The Boring Word About Togetherness

November 27, 1985

Pick up a magazine or watch TV and sooner or later you will have an expert tell you ways to achieve family “togetherness”. If being closer to the other members of your family is one of your goals let me suggest something that will not involve taking up a sport or renting a cabin in the woods. Just move into a house with one bathroom!

There is no better way to get to know your children than to share a bathroom. We followed the kids interests over the years as we dodged rubber ducks, then Fisher Price house boats and eventually a battleship and submarine in our bathtub. But there is something unnerving about sinking into a warm tub only to have ten little plastic people staring to you from their perch along the edge of the tub.

Of course rarely do I do this alone. The sound of water running was the signal for everyone under the age of 12 to beat on the door screaming they “Couldn’t wait.” This was after I had announced to the entire world what my intentions were and left ample time for all the last minute visits.

Nowadays it is me who is beating on the door as my teenagers stand in the shower turning into shriveled up prunes. It seems that one day I was dragging a twelve year old into the bathroom threatening all sorts of dire consequences if he didn’t take a shower and the next I was begging this same boy (now fourteen) to leave a little water for the rest of us.

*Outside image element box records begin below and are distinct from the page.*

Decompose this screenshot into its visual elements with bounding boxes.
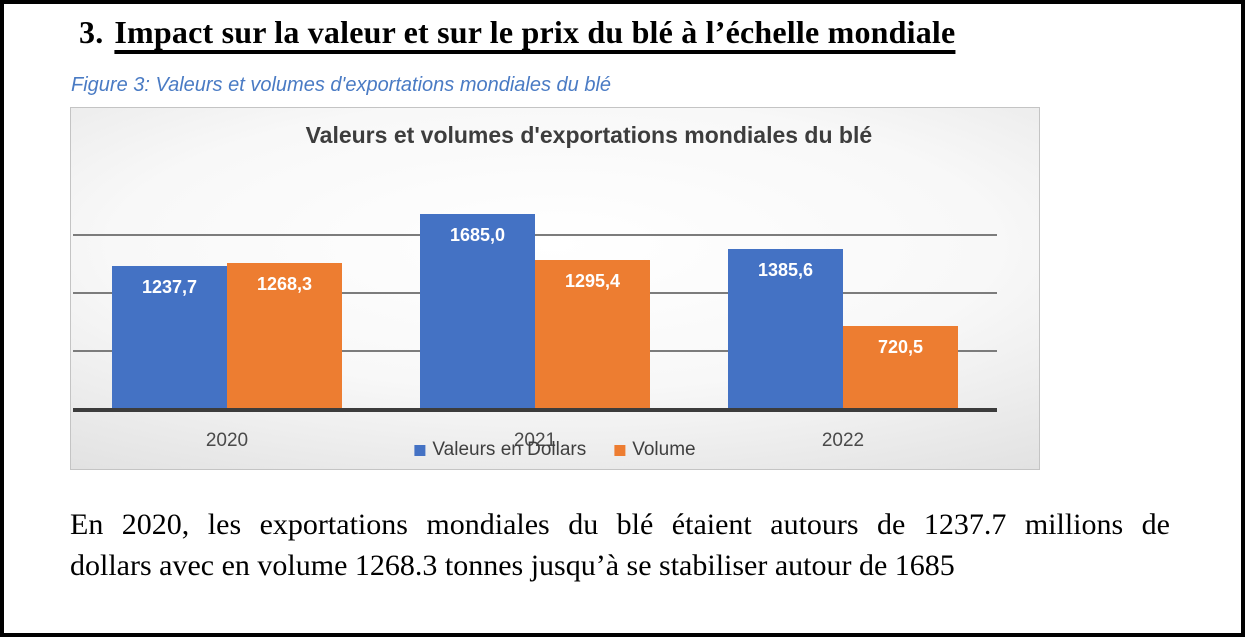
bar-2021-series-2: 1295,4 [535, 259, 650, 410]
section-heading: 3. Impact sur la valeur et sur le prix du… [79, 14, 955, 51]
body-paragraph: En 2020, les exportations mondiales du b… [70, 504, 1170, 586]
body-line-1: En 2020, les exportations mondiales du b… [70, 508, 1170, 541]
heading-number: 3. [79, 14, 104, 50]
legend-swatch-icon [614, 444, 626, 456]
x-axis-label-2020: 2020 [205, 430, 249, 451]
heading-title: Impact sur la valeur et sur le prix du b… [114, 14, 956, 50]
plot-area: 1237,7 1268,3 1685,0 1295,4 1385,6 720,5 [73, 201, 997, 412]
bar-2021-series-1: 1685,0 [420, 214, 535, 410]
bar-data-label: 1295,4 [564, 270, 621, 291]
wheat-exports-chart[interactable]: Valeurs et volumes d'exportations mondia… [70, 107, 1040, 470]
bar-2020-series-2: 1268,3 [227, 262, 342, 410]
bar-data-label: 1685,0 [449, 225, 506, 246]
legend-label: Valeurs en Dollars [432, 439, 587, 460]
legend-item: Valeurs en Dollars [414, 439, 586, 461]
bar-data-label: 720,5 [877, 337, 924, 358]
legend-label: Volume [632, 439, 696, 460]
gridline-1500 [73, 233, 997, 236]
legend-item: Volume [614, 439, 696, 461]
x-axis-labels: 2020 2021 2022 [73, 430, 997, 456]
x-axis-label-2022: 2022 [821, 430, 865, 451]
bar-data-label: 1268,3 [256, 273, 313, 294]
legend-swatch-icon [414, 444, 426, 456]
bar-2020-series-1: 1237,7 [112, 266, 227, 410]
x-axis-label-2021: 2021 [513, 430, 557, 451]
bar-data-label: 1237,7 [141, 277, 198, 298]
chart-legend: Valeurs en Dollars Volume [414, 439, 696, 461]
chart-title: Valeurs et volumes d'exportations mondia… [305, 122, 873, 148]
bar-group-2021: 1685,0 1295,4 [381, 201, 689, 410]
bar-data-label: 1385,6 [757, 260, 814, 281]
bar-2022-series-2: 720,5 [843, 326, 958, 410]
x-axis-line [73, 408, 997, 412]
figure-caption: Figure 3: Valeurs et volumes d'exportati… [71, 74, 612, 96]
body-line-2: dollars avec en volume 1268.3 tonnes jus… [70, 549, 955, 582]
bar-group-2022: 1385,6 720,5 [689, 201, 997, 410]
bar-group-2020: 1237,7 1268,3 [73, 201, 381, 410]
bar-2022-series-1: 1385,6 [728, 249, 843, 410]
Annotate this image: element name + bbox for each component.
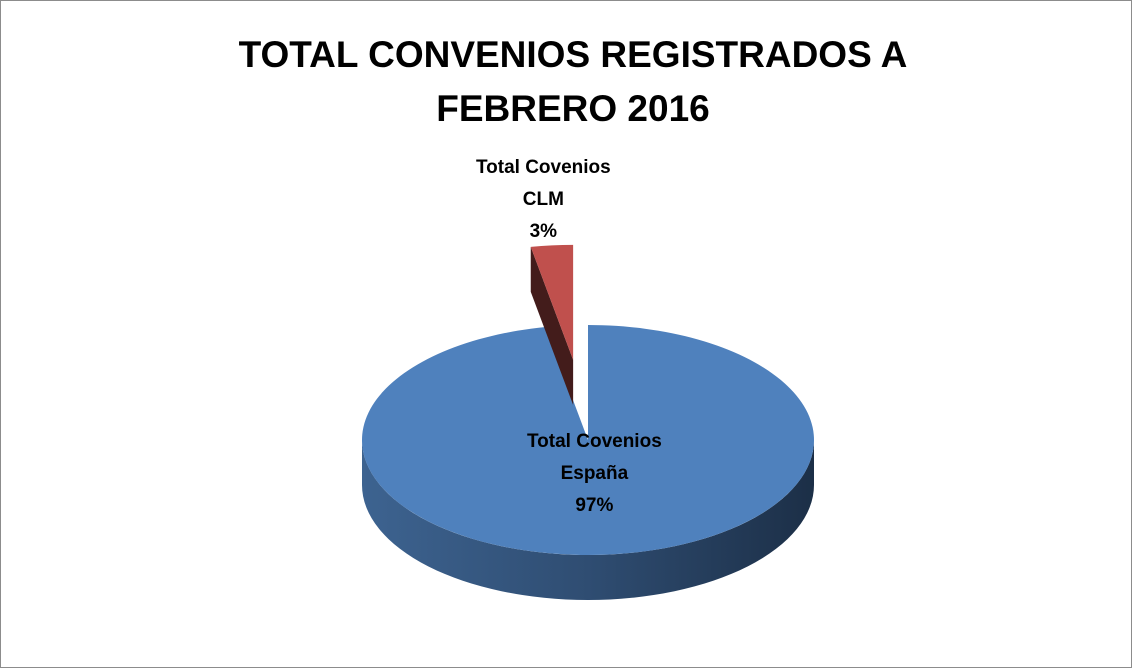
slice-value-label: 97% — [575, 495, 614, 517]
slice-side — [362, 440, 814, 600]
slice — [530, 244, 574, 360]
slice — [362, 325, 815, 556]
chart-title: TOTAL CONVENIOS REGISTRADOS A FEBRERO 20… — [238, 34, 908, 129]
slice-side — [530, 246, 574, 405]
slice-label: Total Covenios España — [526, 431, 662, 485]
slice-value-label: 3% — [529, 220, 558, 242]
slice-label: Total Covenios CLM — [475, 156, 611, 210]
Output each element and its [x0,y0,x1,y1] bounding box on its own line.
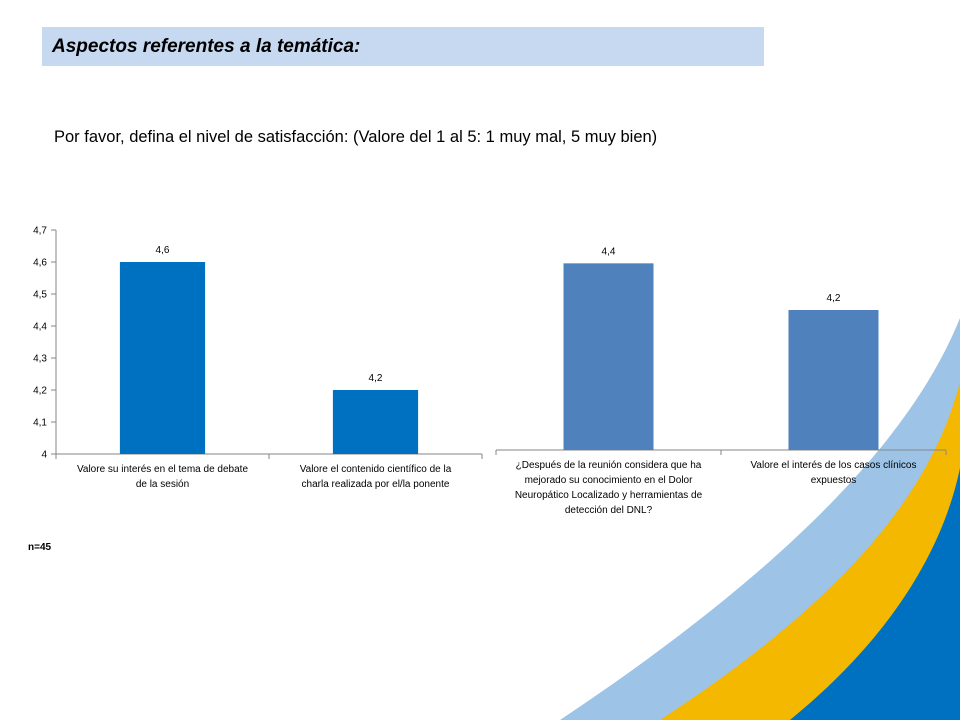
y-tick-label: 4,1 [33,418,47,429]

There are no more rubber ducks or boats in my bath but I have to fight for a place for my toothbrush among the shampoos, conditioners, deodorants, acne cream, hair dryers, curlers, combs, brushes and wet nylons that now litter the shelves and sink top. Since the water pressure is not the best, the ultimate sin is to turn on the water in the sink while someone is taking a shower! Major battles have erupted over the rights of the one wanting to wash their hair and the one who has to have a special pair of jeans clean for tomorrow.

But if it is togetherness you want then close up those other bathrooms and see how fast you begin to communicate with your offspring. Although they don’t tell me about their love lives I have known my daughter to call me at work just to inform me she’s going to take a shower and seen my sons share (although grudgingly) the same mirror when the bus was on its way.